Jetzt sollte ich wieder bummeln. Ich fuhr also, als ließe ich die Zügel schleifen, weil das Pferd den Weg kennt.
Meine Gedanken eilten nirgendwohin, ich versank nicht in Wachträume, ich schaltete mich nur aus, als gäbe es mich nicht. So etwas hatte ich einst ›Kohlleben‹ genannt. Immerhin, die Aufmerksamkeit glomm, denn ich machte halt laut Plan. Es war ein guter Halteplatz. Ich stand unterhalb der Höhe eines sanften Hügels, dort wo die Autobahn als geometrische Ausschachtung in seinen Rücken einschnitt. Durch diese Kerbe reichte der Blick wie durch ein großes Tor bis zum Horizont, wo der Betonstreifen mit entschiedenem Schwung den nächsten sanften Buckel durchtrennte.
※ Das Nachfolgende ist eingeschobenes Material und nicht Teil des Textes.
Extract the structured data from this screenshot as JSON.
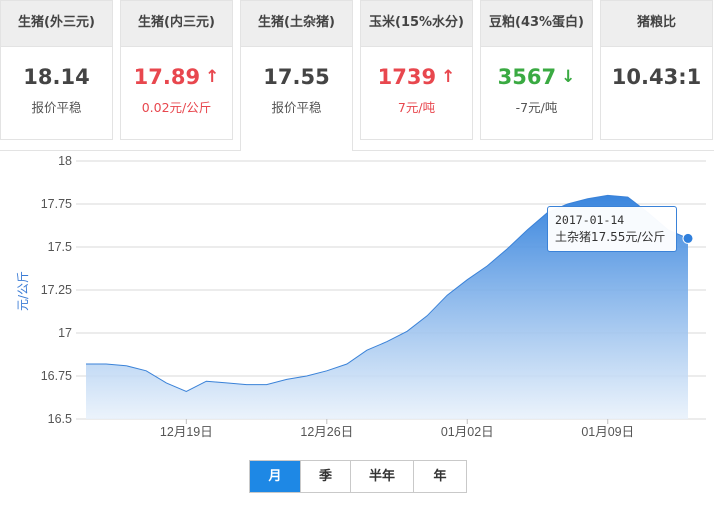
{
  "cards": [
    {
      "title": "生猪(外三元)",
      "value": "18.14",
      "trend": "flat",
      "sub": "报价平稳"
    },
    {
      "title": "生猪(内三元)",
      "value": "17.89",
      "trend": "up",
      "sub": "0.02元/公斤"
    },
    {
      "title": "生猪(土杂猪)",
      "value": "17.55",
      "trend": "flat",
      "sub": "报价平稳"
    },
    {
      "title": "玉米(15%水分)",
      "value": "1739",
      "trend": "up",
      "sub": "7元/吨"
    },
    {
      "title": "豆粕(43%蛋白)",
      "value": "3567",
      "trend": "down",
      "sub": "-7元/吨"
    },
    {
      "title": "猪粮比",
      "value": "10.43:1",
      "trend": "flat",
      "sub": ""
    }
  ],
  "icons": {
    "up": "↑",
    "down": "↓"
  },
  "tooltip": {
    "date": "2017-01-14",
    "text": "土杂猪17.55元/公斤"
  },
  "range_buttons": [
    "月",
    "季",
    "半年",
    "年"
  ],
  "range_active": "月",
  "colors": {
    "up": "#e8474e",
    "down": "#3aaa42",
    "accent": "#1e88e5",
    "area_top": "#2f7fdc",
    "area_bottom": "#e8f1fb"
  },
  "chart_data": {
    "type": "area",
    "ylabel": "元/公斤",
    "xlabel": "",
    "ylim": [
      16.5,
      18
    ],
    "yticks": [
      "16.5",
      "16.75",
      "17",
      "17.25",
      "17.5",
      "17.75",
      "18"
    ],
    "xticks": [
      "12月19日",
      "12月26日",
      "01月02日",
      "01月09日"
    ],
    "x_index_of_ticks": [
      5,
      12,
      19,
      26
    ],
    "grid": true,
    "series": [
      {
        "values": [
          16.82,
          16.82,
          16.81,
          16.78,
          16.71,
          16.66,
          16.72,
          16.71,
          16.7,
          16.7,
          16.73,
          16.75,
          16.78,
          16.82,
          16.9,
          16.95,
          17.01,
          17.1,
          17.22,
          17.31,
          17.39,
          17.49,
          17.6,
          17.7,
          17.75,
          17.78,
          17.8,
          17.79,
          17.7,
          17.6,
          17.55
        ]
      }
    ]
  }
}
Es sah aus, als wäre hier die Kimme und dort das Korn. Ich wischte die Scheibe, und weil ich dazu den Kofferraum öffnen musste – die Kleenextücher waren mir ausgegangen –, berührte ich den weichen Boden des Koffers; dort ruhte mit ihrem Gewicht die Waffe. Wie in unbewusster Verabredung schalteten alle Fahrer fast gleichzeitig die Scheinwerfer ein. Mein Blick umfasste einen beträchtlichen Raum. In Richtung Neapel leuchteten weiße Streifen, in Richtung Rom glühte es, als rollten rote Kohlestückchen die Straße entlang. Am Grunde des Kessels bremsten die Wagen, und dieses Bremsen mit seinem flimmernden Rot bebte stets auf demselben Streckenabschnitt, ein hübsches Beispiel für eine stehende Welle. Wäre die Straße dreimal so breit gewesen, hätte es in Texas oder Montana sein können. Wenige Schritte von der Straße entfernt war ich so allein, dass mich heitere Ruhe umfing.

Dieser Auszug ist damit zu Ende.